Und Kapitel 12-16 habe ich auch schon fertig ^^
Antwort von:  _-Merle-_
06.03.2019 13:38
Oh nein! Gute Besserung o.o
In welcher Klasse bist du denn? :) Ach du wirst den Stoff schon gut aufholen ^_^
Vielleicht musst du ja die Tests nicht nachschreiben xD ich drück dir die Daumen. :3
Von:  luna4604
2019-03-01T19:08:19+00:00 01.03.2019 20:08
Also zweiter Teil Kapitel 6

Yuki tut mir wirklich leid. Das war wirklich nicht ihr Tag, erst zu spät kommen, sich beim Kochen verbrennen…
Das war wirklich nicht ihr Tag. Und dann noch der Dämon. Ich fand, dass du es wirklich gut beschrieben hast wie sie von diesem Dämon weggelaufen ist und wie der Dämon ihr die Seele nehmen wollte und wie Shiro sie retten wollte. Ich habe richtig mitgefiebert.^^ Und die Szene am Ende war richtig süß!
Kapitel 8

Die Szene, inder Shiro Yuki im Regen zurücklasst, ist so emotional Q.Q. AWW, da tut einem Yuki und Shiro so leid Q~Q . Um so schöner war es dann natürlich als Shiro dann doch noch gekommen ist. Yuki soll den Blonden endlich vergessen und sich endlich Shiro schnappen! Und wie Yuki Shiro mit ihren Blicken straft einfach genial XD. Und wie sich Yuki einfach auf Shiro gelegt hatte, XD. Er war so überfordert.
Und meine Theorie zu Nami
Nami hat aufjedenfall ihre Gedanken gelöscht. Das bedeutet gleichzeitig dass sie ein mächtiges Wesen ist. Und ich glaube sie will nur gutes für Yuki, da sie si ja theoretisch schon umbringen könnte, falls sie so mächtig ist.
Kapitel 8
Meine Theorie zu Deeon
Er kennt aufjedenfall ihre Mutter. Vielleicht war er gut befreundet mit ihre Mutter? Das würde aber dann auch bedeuten, dass Yukis Mutter sehr wahrscheinlich etwas von Dämon wusste.
Und es ist wirklich schön zu sehen, dass Yuki so richtig gutgelaunt ist. Und sich die gute Laune nicht verderben lässt.

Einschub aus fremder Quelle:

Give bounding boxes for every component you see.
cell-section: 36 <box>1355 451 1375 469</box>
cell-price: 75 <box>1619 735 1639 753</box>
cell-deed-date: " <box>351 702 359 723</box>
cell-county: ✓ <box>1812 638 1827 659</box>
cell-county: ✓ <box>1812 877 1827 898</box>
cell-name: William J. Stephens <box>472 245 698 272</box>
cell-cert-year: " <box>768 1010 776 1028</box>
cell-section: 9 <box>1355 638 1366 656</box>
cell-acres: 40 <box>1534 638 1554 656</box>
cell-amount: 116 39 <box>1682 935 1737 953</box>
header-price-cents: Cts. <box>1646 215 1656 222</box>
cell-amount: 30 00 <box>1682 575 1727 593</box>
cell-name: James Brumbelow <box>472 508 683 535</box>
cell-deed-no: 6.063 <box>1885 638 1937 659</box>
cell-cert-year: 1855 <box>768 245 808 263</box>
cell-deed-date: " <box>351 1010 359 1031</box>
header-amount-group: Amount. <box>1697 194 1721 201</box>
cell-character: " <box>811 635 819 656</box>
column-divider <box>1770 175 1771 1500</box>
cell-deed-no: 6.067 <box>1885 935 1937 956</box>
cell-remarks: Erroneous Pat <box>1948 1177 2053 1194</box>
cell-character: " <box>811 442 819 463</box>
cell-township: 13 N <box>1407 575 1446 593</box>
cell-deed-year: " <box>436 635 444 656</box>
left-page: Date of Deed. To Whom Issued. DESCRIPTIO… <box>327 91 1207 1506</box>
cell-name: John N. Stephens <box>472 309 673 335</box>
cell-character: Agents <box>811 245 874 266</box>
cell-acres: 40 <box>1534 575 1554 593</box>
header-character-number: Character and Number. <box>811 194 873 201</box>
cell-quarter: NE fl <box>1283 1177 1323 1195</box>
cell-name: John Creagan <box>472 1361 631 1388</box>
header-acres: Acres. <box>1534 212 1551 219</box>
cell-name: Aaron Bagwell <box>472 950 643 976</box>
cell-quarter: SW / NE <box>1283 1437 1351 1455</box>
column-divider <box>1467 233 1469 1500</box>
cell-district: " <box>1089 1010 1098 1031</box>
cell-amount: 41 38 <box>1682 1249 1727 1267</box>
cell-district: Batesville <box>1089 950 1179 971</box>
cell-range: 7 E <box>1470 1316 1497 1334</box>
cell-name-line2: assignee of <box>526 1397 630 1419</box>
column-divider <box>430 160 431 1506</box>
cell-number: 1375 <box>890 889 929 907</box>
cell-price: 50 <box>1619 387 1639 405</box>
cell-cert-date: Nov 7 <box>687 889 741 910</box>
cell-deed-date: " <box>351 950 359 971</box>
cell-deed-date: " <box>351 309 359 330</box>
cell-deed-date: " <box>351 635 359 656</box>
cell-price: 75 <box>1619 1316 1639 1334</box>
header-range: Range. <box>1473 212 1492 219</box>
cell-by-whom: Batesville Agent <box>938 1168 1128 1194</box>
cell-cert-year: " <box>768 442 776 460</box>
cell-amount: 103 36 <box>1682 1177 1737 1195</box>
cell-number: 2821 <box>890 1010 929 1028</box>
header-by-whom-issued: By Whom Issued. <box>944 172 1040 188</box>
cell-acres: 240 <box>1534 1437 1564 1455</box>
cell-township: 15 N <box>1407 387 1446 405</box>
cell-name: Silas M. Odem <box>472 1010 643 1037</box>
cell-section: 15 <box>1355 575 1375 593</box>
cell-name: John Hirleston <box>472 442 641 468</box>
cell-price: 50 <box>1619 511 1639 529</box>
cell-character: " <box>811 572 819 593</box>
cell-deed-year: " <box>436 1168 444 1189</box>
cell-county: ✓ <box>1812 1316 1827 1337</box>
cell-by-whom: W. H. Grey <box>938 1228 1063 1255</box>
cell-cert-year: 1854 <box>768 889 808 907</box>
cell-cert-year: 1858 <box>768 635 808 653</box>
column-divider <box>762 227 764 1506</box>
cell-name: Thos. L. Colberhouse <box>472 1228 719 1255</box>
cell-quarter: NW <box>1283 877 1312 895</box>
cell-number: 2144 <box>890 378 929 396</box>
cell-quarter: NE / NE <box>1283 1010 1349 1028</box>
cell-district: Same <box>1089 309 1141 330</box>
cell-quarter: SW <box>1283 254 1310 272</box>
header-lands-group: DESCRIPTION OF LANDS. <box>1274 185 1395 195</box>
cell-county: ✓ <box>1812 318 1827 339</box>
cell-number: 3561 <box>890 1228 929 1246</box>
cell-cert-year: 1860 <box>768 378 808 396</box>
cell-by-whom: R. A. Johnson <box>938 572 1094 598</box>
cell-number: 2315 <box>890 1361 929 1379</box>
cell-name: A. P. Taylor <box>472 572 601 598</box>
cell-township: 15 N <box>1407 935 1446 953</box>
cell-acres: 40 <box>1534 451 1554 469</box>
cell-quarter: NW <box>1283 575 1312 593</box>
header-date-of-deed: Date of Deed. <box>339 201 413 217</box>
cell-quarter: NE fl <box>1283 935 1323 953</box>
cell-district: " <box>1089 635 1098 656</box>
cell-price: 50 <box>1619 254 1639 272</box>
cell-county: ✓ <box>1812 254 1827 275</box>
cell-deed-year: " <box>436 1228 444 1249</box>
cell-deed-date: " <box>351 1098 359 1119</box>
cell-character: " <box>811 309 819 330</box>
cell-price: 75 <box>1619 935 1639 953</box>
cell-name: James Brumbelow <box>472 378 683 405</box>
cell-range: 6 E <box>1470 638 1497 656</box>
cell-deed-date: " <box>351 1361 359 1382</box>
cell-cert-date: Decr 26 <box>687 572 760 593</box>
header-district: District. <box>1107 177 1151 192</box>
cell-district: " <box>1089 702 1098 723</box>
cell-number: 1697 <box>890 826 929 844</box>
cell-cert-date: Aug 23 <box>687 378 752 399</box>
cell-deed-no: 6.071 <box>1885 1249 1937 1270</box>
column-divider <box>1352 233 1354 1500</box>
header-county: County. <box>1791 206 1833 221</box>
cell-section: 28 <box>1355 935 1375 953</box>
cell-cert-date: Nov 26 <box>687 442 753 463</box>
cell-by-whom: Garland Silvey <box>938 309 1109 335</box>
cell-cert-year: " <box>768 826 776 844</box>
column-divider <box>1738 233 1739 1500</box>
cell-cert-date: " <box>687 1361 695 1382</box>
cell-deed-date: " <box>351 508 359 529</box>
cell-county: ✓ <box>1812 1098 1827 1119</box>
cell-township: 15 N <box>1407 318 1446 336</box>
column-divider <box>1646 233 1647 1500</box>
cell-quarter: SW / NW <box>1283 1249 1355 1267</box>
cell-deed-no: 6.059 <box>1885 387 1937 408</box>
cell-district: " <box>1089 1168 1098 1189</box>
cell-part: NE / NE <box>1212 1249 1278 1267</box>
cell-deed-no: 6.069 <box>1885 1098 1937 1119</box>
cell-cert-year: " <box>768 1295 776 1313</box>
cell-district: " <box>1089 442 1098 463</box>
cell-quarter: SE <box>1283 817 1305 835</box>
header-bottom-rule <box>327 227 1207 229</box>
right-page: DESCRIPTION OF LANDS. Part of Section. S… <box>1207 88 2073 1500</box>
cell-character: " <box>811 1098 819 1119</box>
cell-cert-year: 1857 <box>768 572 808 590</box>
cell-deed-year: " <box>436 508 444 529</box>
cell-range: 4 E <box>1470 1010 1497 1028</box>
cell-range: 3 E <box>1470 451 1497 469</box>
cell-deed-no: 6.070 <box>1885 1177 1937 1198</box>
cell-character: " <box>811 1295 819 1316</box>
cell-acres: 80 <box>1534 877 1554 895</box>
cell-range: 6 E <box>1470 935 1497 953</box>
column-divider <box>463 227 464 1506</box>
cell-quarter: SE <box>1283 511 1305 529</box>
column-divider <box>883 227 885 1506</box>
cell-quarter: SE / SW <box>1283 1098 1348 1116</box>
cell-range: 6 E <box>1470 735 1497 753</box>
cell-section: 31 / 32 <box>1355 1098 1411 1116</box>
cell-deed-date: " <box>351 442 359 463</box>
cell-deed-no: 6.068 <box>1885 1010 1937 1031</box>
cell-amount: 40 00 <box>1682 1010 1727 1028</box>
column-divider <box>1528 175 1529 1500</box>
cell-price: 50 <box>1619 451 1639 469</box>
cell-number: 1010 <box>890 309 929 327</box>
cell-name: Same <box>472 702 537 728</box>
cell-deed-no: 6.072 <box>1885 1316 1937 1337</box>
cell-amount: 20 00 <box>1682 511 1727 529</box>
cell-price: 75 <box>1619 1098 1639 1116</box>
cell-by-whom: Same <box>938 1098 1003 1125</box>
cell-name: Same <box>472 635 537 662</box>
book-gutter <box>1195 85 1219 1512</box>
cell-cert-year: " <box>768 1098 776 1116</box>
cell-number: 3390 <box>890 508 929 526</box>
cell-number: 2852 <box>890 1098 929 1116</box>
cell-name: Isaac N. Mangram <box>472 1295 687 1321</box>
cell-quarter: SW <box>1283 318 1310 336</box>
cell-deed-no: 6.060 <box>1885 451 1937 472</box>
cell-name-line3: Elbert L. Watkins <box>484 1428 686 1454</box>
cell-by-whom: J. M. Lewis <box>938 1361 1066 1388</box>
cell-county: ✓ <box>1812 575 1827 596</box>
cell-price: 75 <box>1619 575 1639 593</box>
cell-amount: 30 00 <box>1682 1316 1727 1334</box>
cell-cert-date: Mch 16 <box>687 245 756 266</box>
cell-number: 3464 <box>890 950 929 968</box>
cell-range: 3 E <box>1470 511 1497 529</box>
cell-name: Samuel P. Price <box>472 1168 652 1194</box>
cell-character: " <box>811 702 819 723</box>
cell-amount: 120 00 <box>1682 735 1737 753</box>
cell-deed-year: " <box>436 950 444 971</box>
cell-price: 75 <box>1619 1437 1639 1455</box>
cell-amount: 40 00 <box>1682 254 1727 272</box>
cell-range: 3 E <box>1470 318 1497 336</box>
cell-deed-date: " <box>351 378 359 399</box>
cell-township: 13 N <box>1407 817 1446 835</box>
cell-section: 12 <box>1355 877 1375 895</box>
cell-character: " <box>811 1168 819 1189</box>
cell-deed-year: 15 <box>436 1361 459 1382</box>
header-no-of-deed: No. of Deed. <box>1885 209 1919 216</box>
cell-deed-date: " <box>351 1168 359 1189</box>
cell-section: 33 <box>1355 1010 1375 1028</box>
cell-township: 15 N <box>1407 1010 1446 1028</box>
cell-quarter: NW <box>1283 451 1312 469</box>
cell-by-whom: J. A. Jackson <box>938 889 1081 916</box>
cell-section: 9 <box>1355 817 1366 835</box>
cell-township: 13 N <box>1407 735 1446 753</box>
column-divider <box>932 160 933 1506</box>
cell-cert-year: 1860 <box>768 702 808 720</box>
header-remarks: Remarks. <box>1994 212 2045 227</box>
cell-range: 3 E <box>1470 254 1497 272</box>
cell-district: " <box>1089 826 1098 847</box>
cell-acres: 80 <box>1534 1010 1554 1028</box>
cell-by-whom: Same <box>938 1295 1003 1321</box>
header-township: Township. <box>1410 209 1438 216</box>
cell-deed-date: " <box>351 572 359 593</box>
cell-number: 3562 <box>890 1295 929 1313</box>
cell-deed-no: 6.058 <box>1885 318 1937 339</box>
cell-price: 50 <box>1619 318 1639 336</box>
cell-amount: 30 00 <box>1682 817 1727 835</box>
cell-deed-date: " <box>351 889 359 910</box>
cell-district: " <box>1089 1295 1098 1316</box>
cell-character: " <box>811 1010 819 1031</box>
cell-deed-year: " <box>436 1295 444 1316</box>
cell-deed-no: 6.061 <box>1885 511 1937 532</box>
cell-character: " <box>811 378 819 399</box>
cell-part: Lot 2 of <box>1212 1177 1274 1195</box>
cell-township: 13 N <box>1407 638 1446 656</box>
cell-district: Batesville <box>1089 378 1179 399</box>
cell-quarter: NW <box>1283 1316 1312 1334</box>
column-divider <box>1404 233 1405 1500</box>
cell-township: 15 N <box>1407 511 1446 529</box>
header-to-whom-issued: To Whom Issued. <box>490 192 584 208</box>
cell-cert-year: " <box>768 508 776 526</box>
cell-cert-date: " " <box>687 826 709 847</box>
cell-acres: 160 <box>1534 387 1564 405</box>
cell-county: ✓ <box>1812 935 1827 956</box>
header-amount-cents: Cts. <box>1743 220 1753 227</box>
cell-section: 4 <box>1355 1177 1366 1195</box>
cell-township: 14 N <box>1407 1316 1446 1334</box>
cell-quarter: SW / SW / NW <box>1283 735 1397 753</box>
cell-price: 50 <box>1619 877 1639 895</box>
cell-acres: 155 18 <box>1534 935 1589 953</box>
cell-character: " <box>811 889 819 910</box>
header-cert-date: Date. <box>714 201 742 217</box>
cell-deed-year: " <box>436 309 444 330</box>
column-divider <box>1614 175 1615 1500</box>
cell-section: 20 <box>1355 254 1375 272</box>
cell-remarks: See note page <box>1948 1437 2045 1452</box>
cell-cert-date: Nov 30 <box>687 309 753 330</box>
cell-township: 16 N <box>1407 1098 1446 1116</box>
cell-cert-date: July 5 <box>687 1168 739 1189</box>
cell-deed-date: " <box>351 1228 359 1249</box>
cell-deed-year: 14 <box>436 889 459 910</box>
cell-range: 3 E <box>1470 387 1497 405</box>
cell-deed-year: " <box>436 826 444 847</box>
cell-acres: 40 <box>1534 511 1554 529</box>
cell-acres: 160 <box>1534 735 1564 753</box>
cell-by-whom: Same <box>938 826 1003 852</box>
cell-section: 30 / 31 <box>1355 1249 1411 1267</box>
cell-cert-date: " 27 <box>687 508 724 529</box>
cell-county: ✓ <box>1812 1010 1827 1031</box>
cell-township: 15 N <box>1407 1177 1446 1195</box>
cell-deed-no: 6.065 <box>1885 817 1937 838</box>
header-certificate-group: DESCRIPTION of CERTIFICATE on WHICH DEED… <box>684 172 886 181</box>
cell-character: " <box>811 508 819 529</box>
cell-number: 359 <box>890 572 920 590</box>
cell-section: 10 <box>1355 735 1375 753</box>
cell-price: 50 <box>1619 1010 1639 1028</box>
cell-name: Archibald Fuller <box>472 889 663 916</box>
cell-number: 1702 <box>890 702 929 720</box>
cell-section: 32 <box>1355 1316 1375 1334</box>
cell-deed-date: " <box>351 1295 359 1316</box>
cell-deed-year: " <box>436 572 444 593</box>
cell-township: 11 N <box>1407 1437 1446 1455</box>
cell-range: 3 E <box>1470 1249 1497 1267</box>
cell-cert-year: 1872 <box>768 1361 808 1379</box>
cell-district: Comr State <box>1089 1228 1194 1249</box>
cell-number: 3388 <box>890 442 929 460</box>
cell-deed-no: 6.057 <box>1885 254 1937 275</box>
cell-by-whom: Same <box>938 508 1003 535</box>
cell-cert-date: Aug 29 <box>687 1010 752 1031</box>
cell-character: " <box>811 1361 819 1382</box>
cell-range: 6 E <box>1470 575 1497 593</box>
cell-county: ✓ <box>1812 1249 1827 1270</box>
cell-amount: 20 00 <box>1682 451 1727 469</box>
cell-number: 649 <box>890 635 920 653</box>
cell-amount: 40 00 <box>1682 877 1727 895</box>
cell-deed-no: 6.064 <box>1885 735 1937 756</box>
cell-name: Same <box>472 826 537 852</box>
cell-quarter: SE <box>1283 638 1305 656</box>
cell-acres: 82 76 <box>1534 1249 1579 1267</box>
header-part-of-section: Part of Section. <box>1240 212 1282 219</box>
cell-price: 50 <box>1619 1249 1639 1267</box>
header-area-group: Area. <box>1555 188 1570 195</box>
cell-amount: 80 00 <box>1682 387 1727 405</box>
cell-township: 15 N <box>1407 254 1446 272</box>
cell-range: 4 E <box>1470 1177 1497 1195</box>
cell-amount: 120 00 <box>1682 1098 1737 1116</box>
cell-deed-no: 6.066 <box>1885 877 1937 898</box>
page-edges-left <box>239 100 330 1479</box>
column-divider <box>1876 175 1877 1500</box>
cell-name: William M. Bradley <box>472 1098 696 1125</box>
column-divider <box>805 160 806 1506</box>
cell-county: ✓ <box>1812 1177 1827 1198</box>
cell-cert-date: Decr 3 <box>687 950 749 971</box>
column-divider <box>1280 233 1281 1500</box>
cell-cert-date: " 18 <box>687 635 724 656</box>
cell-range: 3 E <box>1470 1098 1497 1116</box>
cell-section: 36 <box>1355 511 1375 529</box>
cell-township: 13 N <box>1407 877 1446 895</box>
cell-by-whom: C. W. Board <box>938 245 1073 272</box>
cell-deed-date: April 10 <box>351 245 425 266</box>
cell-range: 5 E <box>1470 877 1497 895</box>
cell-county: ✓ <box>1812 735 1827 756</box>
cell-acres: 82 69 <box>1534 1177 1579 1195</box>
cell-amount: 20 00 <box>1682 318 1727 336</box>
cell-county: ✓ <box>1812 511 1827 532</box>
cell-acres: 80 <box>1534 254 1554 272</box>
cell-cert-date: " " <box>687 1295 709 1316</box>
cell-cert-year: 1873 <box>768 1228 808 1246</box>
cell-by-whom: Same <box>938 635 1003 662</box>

Kapitel 9 hab ich nur bis zu Hälfte gelesen

Yuki und Shiro Date ist wirklich süß :3. Außerdem hat Shiro wirklich eine einseitig Sicht auf Frauen XD. Schwach und Schweigend am liebsten….
Pffft der kann mich mal!

Antwort von:  _-Merle-_
02.03.2019 02:26
Awwwwwwww =3
Hihihi danke für deine Kommentare!!!!!!! Danke dass du zu jedem Kapitel was sagst... Danke für deine Mühe :) das freut mich so mega!!!!! Wirklich danke danke !!!!!!

Hihi. Jaaaaa..m die Arme Yuki xD die muss aber auch ständig scheiße mit machen xD hahahaha ... Nach der letzten Aktion in.. ich glaube Kapitel 35 tat sie nie noch mega leid xD meine Güte... Was die alles machen muss xD
Ich weiß gar nicht mehr wie das Kapitel endet warum du das so süß findest das hahaha lese ich gleich direkt Mal xD

Und jaaa... Shiro... Der hat schon nen Grund warum der immer so ernst ist.. und emotional... Und hach .. er weiß doch selber nicht was er tun soll... Aber er macht sich dich auch immer Sorgen um Yuki ! Aber das will er doch nicht zeigen xD er ist doch ein Mann! XD
Huuuuiiiiii....
Hmmmmhh die Theorie zu Nami mag ich sehr xD waaaaaa. Wenn du wüsstest xD hihihi. Der klug kombiniert :3
Und bei Deeon ebenso .... Wooohhaaaa und dann die Kombi mit der Mutter xD hahahaha
Du bist so genial :D
Ich verrate natürlich nicht was richtig oder falsch ist... Aber
Ich liebe deine Theorien :)

Und ich dachte mir das Yuki ja nicht immer die kleine ängstliche sein sollte ..m irgendwann bekommt jeder Mal genug und ist genervt xD das hat dann halt Shiro getroffen xD

Hehe xD ja... Shiros Sicht zu Frauen ist.. engstirnig... Besonders generell zu Menschen ! Aber das hat nen besonderen Grund. :)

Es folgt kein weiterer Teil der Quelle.